The sheer range of London's eating options is exciting enough, but sometimes you want something really special. From high altitudes to high secrecy we've gathered up the best dining experiences to send your heartrate soaring.
Red Dog Saloon
The Hot Wings Challenge at any of Red Dog Saloon's London branches brings together two thrills: high-octane heat, along with the rush of competition.
Those wings? They're made with five different chillis, one of them being the Naga Viper. The Scoville Scale measures it as several hundred times as hot as Tabasco, and for £12.50 you can punish your mouth with six wings doused in a sauce made from them.
Red Dog Saloon has a time limit of 10 minutes for eating the six wings. If you can fight the heat — and your self-preservation instincts — you'll be one of only 5% who make it through the challenge. Poor odds, but just imagine the sweaty, weeping thrill if you make it, your victory immortalised with a photo in the Red Dog Hall of Fame.
Dans le Noir
The waiters at Dans Le Noir are all blind or partially sighted, and way more self-assured in the dark than you'll be in this pitch black restaurant. They're on hand to guide you through the experience, though responsibility for getting the surprise set menu — the choices are carnivore, vegetarian or chef's surprise — from plate to face is yours.
As a dining experience this is compellingly strange; disconcerting but brilliant. And with a high risk of covering yourself in coleslaw and panna cotta.
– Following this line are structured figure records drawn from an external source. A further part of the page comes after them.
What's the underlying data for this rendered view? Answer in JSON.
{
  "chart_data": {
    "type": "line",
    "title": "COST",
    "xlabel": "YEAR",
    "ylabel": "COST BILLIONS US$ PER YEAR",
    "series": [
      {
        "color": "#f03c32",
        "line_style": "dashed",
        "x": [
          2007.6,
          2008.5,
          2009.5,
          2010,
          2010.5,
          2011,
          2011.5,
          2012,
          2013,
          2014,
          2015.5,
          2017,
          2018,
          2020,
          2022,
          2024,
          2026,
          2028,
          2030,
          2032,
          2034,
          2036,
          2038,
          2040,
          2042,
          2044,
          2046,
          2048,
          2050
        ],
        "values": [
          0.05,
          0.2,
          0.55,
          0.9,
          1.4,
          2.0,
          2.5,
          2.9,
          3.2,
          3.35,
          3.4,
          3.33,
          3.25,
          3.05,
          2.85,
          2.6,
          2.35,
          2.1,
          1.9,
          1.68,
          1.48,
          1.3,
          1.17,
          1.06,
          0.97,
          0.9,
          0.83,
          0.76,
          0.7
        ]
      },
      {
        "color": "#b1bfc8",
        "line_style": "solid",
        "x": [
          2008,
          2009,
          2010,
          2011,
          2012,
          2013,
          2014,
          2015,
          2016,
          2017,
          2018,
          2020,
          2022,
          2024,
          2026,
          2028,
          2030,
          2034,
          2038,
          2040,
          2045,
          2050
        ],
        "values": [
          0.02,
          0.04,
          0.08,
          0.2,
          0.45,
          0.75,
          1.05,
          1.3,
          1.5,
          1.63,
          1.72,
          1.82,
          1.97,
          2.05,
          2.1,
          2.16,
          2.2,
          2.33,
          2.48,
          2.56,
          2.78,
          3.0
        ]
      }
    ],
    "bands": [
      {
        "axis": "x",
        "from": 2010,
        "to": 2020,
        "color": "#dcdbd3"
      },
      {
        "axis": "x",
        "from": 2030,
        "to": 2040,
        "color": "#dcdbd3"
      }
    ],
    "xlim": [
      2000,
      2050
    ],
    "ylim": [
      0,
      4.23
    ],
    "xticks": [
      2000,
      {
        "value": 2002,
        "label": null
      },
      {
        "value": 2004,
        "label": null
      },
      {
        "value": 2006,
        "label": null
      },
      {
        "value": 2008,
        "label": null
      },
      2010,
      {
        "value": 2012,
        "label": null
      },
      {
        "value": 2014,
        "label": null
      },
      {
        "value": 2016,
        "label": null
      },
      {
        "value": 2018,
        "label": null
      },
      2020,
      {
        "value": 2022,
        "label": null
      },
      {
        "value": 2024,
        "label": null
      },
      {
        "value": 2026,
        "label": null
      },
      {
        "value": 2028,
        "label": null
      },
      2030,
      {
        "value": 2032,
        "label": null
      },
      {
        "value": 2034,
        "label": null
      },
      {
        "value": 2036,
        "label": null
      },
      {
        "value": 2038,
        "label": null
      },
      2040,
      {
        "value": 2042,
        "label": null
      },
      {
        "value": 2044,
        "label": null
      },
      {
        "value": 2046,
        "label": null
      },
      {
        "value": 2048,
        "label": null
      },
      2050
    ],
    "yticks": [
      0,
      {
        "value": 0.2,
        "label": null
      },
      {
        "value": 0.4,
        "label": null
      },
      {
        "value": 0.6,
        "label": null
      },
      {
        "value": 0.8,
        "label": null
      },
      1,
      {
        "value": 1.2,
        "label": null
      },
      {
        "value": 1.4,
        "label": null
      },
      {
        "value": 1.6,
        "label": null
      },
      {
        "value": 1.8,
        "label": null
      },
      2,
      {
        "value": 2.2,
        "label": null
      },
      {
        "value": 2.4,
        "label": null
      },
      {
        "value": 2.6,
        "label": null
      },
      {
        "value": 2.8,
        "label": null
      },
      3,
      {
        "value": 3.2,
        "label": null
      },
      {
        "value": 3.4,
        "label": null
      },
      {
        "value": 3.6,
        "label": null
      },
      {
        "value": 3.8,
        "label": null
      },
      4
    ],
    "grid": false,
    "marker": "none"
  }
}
We suggest wearing dark clothes to mask your slips and taking an understanding date.
Archipelago says it offers an 'uncharted culinary adventure' at its silk-hung, peacock feather-strewn restaurant on Cleveland Street.
It's a bold claim, but hard to argue with when you're being served your starters — crocodile wrapped in vine leaves, with honey-poached plums, or tiny slices of smoked python. It definitely feels adventurous by the time you reach the scorpion desserts.
The scorpions arrive as a pair — one each, if you want to inject a frisson of terror into your romantic date. They're tiny, and they've been covered in chocolate, but you can see the clear shape of the pincers, and you can feel the lines of its exoskeleton on your tongue. It's a scorpion. In your mouth.
If that doesn't make your adrenaline levels spike, are you made of steel?
Nobody's really at Circus for the ornate, pan-Asian food. They're here for the... circus. It's hard to focus on your sashimi spirals when jugglers, contortionists and cabaret are taking centre stage, and centre stage is the middle of your table. Slide your drink to one side to make way for the leathered-up firebreather, and brace yourself for high adrenaline and a towering bill to match.
The danger of the chicken with green chilli at this Camberwell institution isn't really that it's painfully hot (though it is hot — the proportion of meat to sliced chillis making it look a lot like the chicken's the garnish). The danger is that it's so compelling, you won't want to stop eating. In a rush of hubris you might even follow it with the extra hot Chinese leaves.
But the hot blast of the Xinjiang dishes are always good for raising adrenaline levels, and though the food at Silk Road's high-risk, it's really high-reward.
There are higher restaurants in London than Darwin Brasserie at Sky Garden — the Fenchurch Restaurant, for starters, on the floor above. But the food's just as good at this level, the prices are more accessible, and the main reason to visit — the views — are amazing in decent weather, London sprawling below, jewelled with lights or burnished by sunshine.
Evans & Peel
Bringing Hollywood noir to Earl's Court, Evans & Peel Detective Agency promises to take your problems very, very seriously. Arriving at their door you'll get buzzed down (provided you've made an appointment) into their small basement office, to discuss your needs in absolute secrecy. If it turns out your needs are whisky cocktails and slow-cooked beef sliders or chilli fries, swing back the filing cabinet to get through to their back-room speakeasy... It turns out the high secrecy and lowlit drama really work up an appetite.